How time flies. It's already been a decade since the Ferrari Enzo rewrote the sports car rulebook. Although its major elements -- a carbon-fiber structure, a 650-hp V-12, and active aerodynamics -- have hardly become commonplace, new supercars have challenged Ferrari's king-of-the-road status. Never fear. Ferrari will restore order come 2013 with a stunning high-tech flagship.
The still-nameless new supercar (it will definitely not be badged Enzo, and its internal codename, F150, would cause some consternation in Dearborn) is much more radically proportioned than any other street-legal two-seater. Dramatically low and neither as wide nor as long as, say, a Koenigsegg or a Pagani Huayra, the new Ferrari (envisioned here by our spy illustrator) looks more like a silhouette Formula 1 racer with a sculptured, streamlined body. Strong aerodynamics are absolutely essential in this segment -- not because the F150 sets out to eclipse the 217-mph top speed of the Enzo and the 599XX, but because of the crucial ground-effects airflow that provides suction-cup roadholding.
"Aerodynamics equal efficiency," explains Flavio Manzoni, the man who heads a team of twenty designers and twelve modelers. "Efficiency does not only mean a low drag coefficient and a relatively small frontal area. Efficiency also warrants exceptional high-speed stability, which is a key confidence-inspiring characteristic. The art of aerodynamics is to create a slippery shape that produces exactly the right amount of downforce in all driving conditions."
Means to this end include the low-slung, zero-lift front-end design, the nearly flat undertray, and the integrated rear air deflector, the effect of which is enhanced by the F1-style exhaust-gas routing. Other drag-cutting addenda are actively ventilated wheelhouses, adaptive brake-cooling ducts, and selectively blocked engine air intake louvers.

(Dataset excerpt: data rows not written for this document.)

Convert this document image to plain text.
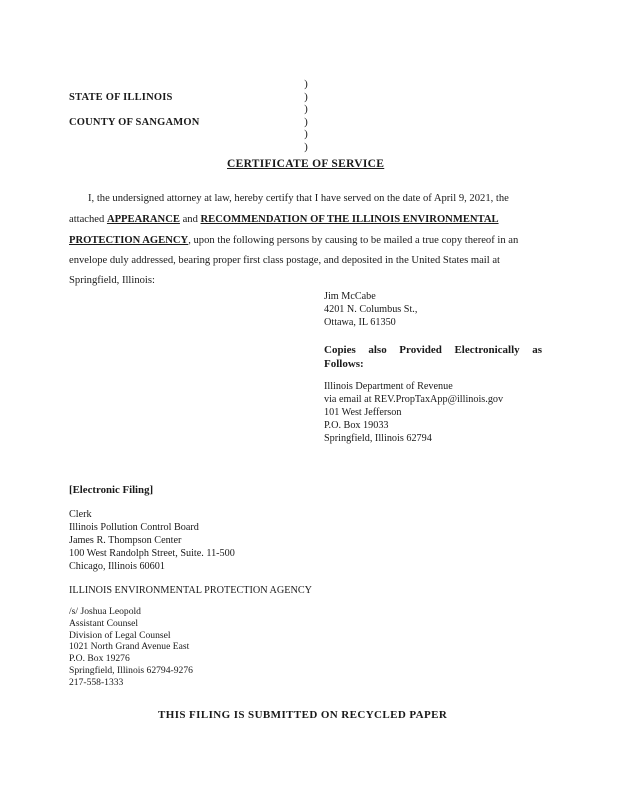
STATE OF ILLINOIS
COUNTY OF SANGAMON
)
)
)
)
)
)
CERTIFICATE OF SERVICE
I, the undersigned attorney at law, hereby certify that I have served on the date of April 9, 2021, the
attached APPEARANCE and RECOMMENDATION OF THE ILLINOIS ENVIRONMENTAL
PROTECTION AGENCY, upon the following persons by causing to be mailed a true copy thereof in an
envelope duly addressed, bearing proper first class postage, and deposited in the United States mail at
Springfield, Illinois:
Jim McCabe
4201 N. Columbus St.,
Ottawa, IL 61350
Copies also Provided Electronically as
Follows:
Illinois Department of Revenue
via email at REV.PropTaxApp@illinois.gov
101 West Jefferson
P.O. Box 19033
Springfield, Illinois 62794
[Electronic Filing]
Clerk
Illinois Pollution Control Board
James R. Thompson Center
100 West Randolph Street, Suite. 11-500
Chicago, Illinois 60601
ILLINOIS ENVIRONMENTAL PROTECTION AGENCY
/s/ Joshua Leopold
Assistant Counsel
Division of Legal Counsel
1021 North Grand Avenue East
P.O. Box 19276
Springfield, Illinois 62794-9276
217-558-1333
THIS FILING IS SUBMITTED ON RECYCLED PAPER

Although the vehicle structure consists mainly of carbon fiber like the Enzo, the new car incorporates a wide variety of lightweight materials. There are also plenty of calorie-saving details, such as a honeycomb engine cradle, sandwich suspension links, hollow-spoke wheels, and a thin-wall exhaust system. The result won't quite match the 1000 kilogram target set by the 2007 Millechili concept, but it will still undercut the Enzo by some 100 kg for a weight of 1250 kg -- about 2755 pounds. It manages this feat despite carrying an innovative hybrid drivetrain that includes a battery pack, an electric motor, and performance electronics. The part-time energy kit delivers 120 hp and 220 lb-ft of torque, sources say. The prime source of propulsion is a normally aspirated 7.3-liter V-12, which develops a claimed 800 hp, thereby equaling the output of the Enzo-based FXX introduced in 2005. The aggregate torque of nearly 740 lb-ft is sent to the rear wheels via a dual-clutch automatic transmission, a modified F1-Trac differential, and an upgraded computer.
No, the new Ferrari won't be quite as fast as a Bugatti Veyron. But considering the favorable power-to-weight ratio and the considerable on-demand KERS acceleration boost, the new limited-edition Ferrari should at least be able to outsprint its rivals. In addition, its CO2 footprint is bound to be significantly smaller than similar supercar concepts, with the possible exception of the upcoming Porsche 918 Spyder. The new flagship was initially supposed to debut this autumn at the upcoming Paris motor show but, owing to Ferrari's overworked R&D department, will have to wait until early 2013.